5 Proven Strategies to Shop for a Mortgage Rate

Educated consumers will find the best options when they shop for a mortgage rate. It is a mistake to simply go to one lender and accept the given quote. Instead, consider your options and use these tips. 

#1 Educate Yourself

Before you shop for a mortgage rate, you should know the following things: your credit score, the national prime rate and any FHA options available to you. Your credit score will give you an idea of whether you fall into a low risk or high risk category. The national prime rate is a good standard from which to determine a baseline for your interest rate. Finally, FHA options can greatly reduce the expense of your loan if you qualify. Research these prior to seeking purely private loans. 

#2 Think in Terms of Monthly Payment

Your interest rate and total mortgage size does not affect your ability to pay a loan nearly as much as your monthly payment. You should have a written budget for your expected monthly payment before going into any loan negotiation. This tells you the size of mortgage you can afford. After finding this budget, think about how much you can reasonably put down for a down payment. Adding this amount to the size of mortgage you have budgeted for, you will know the price range to look for in a home and the interest rate you desire. 

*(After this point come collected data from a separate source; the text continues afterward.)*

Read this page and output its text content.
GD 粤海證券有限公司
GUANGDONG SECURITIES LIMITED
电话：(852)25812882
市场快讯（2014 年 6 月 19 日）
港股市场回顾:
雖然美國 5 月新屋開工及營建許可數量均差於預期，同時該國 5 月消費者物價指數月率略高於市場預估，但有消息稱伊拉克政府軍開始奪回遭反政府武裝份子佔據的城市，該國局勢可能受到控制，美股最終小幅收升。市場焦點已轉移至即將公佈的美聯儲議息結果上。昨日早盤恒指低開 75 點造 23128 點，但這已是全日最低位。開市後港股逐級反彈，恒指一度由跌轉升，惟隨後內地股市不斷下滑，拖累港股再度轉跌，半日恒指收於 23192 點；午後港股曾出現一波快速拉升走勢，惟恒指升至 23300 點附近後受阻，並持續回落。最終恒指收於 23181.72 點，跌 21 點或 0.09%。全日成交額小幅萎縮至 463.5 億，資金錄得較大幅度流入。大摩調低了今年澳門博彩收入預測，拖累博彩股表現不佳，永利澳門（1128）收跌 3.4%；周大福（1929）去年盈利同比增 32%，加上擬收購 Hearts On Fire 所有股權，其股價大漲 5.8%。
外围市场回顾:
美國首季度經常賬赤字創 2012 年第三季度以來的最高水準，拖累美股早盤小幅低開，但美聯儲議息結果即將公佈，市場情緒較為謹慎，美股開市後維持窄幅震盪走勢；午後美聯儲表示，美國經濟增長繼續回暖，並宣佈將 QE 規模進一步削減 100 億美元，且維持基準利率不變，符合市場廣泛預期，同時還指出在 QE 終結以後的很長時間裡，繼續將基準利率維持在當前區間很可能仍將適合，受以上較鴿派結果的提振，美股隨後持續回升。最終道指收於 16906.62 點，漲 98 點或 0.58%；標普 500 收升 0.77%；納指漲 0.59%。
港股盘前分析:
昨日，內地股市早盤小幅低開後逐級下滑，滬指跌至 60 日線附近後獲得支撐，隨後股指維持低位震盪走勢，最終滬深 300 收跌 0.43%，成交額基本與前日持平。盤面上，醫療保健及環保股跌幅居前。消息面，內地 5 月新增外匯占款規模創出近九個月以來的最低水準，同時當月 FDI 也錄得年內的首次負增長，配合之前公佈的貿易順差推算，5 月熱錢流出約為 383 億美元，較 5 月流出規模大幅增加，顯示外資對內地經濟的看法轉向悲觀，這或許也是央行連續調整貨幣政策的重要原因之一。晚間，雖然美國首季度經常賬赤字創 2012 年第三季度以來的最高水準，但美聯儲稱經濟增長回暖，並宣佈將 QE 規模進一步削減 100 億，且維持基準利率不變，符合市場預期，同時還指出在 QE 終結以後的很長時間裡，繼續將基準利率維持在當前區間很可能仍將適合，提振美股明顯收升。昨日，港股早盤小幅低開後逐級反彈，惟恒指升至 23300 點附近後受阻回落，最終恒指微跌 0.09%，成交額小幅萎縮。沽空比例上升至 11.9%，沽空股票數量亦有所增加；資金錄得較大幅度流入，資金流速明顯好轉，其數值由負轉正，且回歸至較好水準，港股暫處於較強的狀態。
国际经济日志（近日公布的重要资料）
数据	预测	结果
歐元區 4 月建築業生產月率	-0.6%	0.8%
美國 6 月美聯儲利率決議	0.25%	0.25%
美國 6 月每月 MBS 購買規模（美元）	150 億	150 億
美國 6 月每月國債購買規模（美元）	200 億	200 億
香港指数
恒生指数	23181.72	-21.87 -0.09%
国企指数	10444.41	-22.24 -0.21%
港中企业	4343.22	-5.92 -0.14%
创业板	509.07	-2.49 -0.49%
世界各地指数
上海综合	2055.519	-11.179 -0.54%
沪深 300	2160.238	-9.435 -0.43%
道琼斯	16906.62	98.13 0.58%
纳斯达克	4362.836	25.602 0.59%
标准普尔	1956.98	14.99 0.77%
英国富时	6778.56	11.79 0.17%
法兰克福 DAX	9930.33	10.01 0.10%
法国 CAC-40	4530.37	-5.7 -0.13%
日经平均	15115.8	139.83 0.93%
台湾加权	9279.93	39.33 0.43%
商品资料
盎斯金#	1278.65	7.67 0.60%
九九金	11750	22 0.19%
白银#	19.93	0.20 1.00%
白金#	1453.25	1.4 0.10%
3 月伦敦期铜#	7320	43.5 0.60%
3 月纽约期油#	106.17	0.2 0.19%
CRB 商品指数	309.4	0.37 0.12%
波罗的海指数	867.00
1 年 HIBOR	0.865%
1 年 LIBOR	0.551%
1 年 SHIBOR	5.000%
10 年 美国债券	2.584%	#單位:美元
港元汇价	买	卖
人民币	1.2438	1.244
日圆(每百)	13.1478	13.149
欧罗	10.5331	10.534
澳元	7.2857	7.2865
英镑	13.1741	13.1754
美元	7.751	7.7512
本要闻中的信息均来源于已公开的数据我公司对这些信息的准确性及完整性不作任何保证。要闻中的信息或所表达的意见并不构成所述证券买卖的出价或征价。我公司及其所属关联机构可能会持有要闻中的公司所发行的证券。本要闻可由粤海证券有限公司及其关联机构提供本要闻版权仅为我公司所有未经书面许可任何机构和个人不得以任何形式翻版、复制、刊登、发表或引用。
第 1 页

#3 Work with Lenders Known to You

Good credit borrowers will get the best rates from lenders they have a relationship with. If you have successfully paid off a student loan, car loan or other mortgage with a specific bank or lender, approach this same lender first to ask for a quote. Since the lender knows you have the ability to be a responsible borrower, the lender will be more willing to compete for your business than a lender who is not aware of your risk level.

#4 Negotiate with Terms

Your mortgage rate does not exist in a bubble. It is highly related to the terms of your loan, especially your loan length and monthly payment. If you are looking for the lowest mortgage rate possible, budget for higher monthly payments that close the loan faster. This type of loan will be less risky for the lender. The lender will reward you with lower interest rates as a result. Opting for a 15 year mortgage instead of the longer 30 year option can save you thousands of dollars in the long run.

#5 Know When to Walk Away

The smartest mortgage shoppers will have a bottom line. Without a bottom line, you can get caught up in the heat of negotiation and end up paying far more than you intended to. Lenders try to entice borrowers with loans slightly above the asking rate. Even this little bit, though, will cost thousands of dollars on a 15 year loan. Recognizing you always have options to seek another lender and get another quote will save you money not only on the mortgage rate but potentially on the sale of the home as well. Borrowers with a bottom line will ultimately retain the power to decide when and where to spend their money.